After this slightly uncomfortable encounter, I joined the rest of the group and we had a quick bus ride to the University of Pristina Kosovska. It is a Serbian state-funded university temporarily located in Mitrovica. For how long, no one really knows – the man who gave us a presentation was not even convinced that the university would ever move back to Pristina. He informed us that, unfortunately, the diplomas delivered at their university are not valid abroad, for they are provided by a parallel university; this is an issue they are currently trying to solve. The university representative also expressed the wish to remove politics from the university and to live a more relaxed life. Indeed, the tense relations between the North and the South of the country, as well as with Serbia, are a major obstacle to the development of the school nationally as well as internationally. The main concern of the university, as expressed by their representative, is now to improve the facilities for students. 

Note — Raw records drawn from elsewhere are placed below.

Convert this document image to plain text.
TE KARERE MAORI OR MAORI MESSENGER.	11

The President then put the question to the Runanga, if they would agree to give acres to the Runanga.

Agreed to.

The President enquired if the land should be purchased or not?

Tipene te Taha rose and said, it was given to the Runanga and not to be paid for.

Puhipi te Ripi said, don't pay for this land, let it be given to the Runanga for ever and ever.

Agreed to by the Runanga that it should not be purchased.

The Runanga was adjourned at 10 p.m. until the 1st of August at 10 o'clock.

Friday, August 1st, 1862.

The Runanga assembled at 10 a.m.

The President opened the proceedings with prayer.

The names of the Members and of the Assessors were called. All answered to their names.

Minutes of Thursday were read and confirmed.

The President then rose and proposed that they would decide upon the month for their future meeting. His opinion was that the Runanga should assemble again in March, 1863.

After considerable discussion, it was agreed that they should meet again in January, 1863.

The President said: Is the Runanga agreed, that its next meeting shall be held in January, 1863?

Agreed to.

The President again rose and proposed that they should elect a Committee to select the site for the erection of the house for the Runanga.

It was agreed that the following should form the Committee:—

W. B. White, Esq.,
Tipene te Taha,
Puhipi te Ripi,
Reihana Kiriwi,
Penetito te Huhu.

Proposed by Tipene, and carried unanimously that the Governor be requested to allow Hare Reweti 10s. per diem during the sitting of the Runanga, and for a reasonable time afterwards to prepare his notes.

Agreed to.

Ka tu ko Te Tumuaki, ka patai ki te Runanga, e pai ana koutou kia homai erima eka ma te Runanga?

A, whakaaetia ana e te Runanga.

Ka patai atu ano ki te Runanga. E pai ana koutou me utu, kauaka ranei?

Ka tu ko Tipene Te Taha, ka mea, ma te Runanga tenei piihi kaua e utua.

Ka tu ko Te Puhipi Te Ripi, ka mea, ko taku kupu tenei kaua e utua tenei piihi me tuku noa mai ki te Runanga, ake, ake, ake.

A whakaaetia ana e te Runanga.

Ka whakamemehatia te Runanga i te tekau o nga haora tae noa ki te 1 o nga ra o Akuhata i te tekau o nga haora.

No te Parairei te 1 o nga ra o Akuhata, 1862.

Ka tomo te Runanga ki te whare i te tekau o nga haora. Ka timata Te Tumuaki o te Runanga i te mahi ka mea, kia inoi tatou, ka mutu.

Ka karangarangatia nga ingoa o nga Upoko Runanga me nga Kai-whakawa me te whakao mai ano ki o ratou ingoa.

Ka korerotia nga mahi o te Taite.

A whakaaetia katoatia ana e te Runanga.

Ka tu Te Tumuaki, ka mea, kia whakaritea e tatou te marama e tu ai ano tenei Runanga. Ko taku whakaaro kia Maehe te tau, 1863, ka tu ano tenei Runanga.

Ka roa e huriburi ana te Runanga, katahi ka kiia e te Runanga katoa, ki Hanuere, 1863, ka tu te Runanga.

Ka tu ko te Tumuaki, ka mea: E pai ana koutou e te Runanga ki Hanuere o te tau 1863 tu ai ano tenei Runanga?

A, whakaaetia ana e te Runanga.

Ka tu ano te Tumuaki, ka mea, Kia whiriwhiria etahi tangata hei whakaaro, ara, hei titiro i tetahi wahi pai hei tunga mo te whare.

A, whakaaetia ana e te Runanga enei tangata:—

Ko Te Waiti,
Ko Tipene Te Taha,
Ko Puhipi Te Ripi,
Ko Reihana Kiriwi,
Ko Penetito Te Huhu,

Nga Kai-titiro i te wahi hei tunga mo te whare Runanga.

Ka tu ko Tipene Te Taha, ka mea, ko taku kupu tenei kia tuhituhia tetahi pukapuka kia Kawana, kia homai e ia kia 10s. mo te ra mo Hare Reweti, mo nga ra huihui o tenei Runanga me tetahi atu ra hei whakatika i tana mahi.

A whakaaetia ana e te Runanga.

We then walked in the city of Mitrovica and stopped at the Peace bridge, which connects the Northern, Serbian side of the city, to the Southern, Albanian part. Cars are not yet allowed to cross, but people are. The representatives of the New Social Initiative arrived and led us to their office – somewhere North of the city. Their presentation and, more specifically, their trust in the power of civil society in building peace was truly inspiring. It was also refreshing to hear the perspective of Serbians, and to be reminded that people on both sides of the ethnic divide are spending their time and energy to build peace. From the balcony of their office, on the 10th floor, we had an absolutely breath-taking view of Mitrovica. It was easy to see where the North ends and the South begins, since the two halves of the city are separated by the river. Yet, I found that the architecture of the North and the South was very similar. In fact, it would have been easy to miss that the city was divided. Only because we had been told about the conflict beforehand could we understand the view we were seeing. This is, I found, something worth thinking about: how many times have we visited countries and cities without really studying their history, and how many times have we been, therefore, completely oblivious to the historical, cultural or social meanings of the places we were seeing?

 

After a round of questions, we left the New Social Initiative offices and walked towards the bridge. Apart from one KFOR car parked at the entrance, I must say it looked like any modern bridge. 
On the other side, we found a little fast-food restaurant where a couple of us grabbed lunch. They were not showing the football game, unfortunately. But considering, I only paid 1.50€ for an amazing burger and some fries, I really cannot complain! We then went back to our UN bus, and took off towards the Field of Blackbirds where the famous battle of Kosovo took place in 1389. A big tower stands in the middle of the field, in memory of the fallen soldiers. 
  Most of us climbed all the way to the top, trying to imagine the raging battle that took place in the fields surrounding us, over six centuries ago. 
Finally, we had dinner in a beautiful restaurant in the woods, next to an enormous swimming pool. The dinner was excellent (as always) especially the starters. As Cristiano Ronaldo was scoring a hat trick for his first game of the World Cup, we enjoyed the fresh air of the evening in a gezellig atmosphere, happy to be back home, in Pristhina.
In the evening, Nathan, Suzy, Lisa, Lou, Chiara and I went to have a drink near the centre; we did not make it too late, however, knowing we would go out the next day.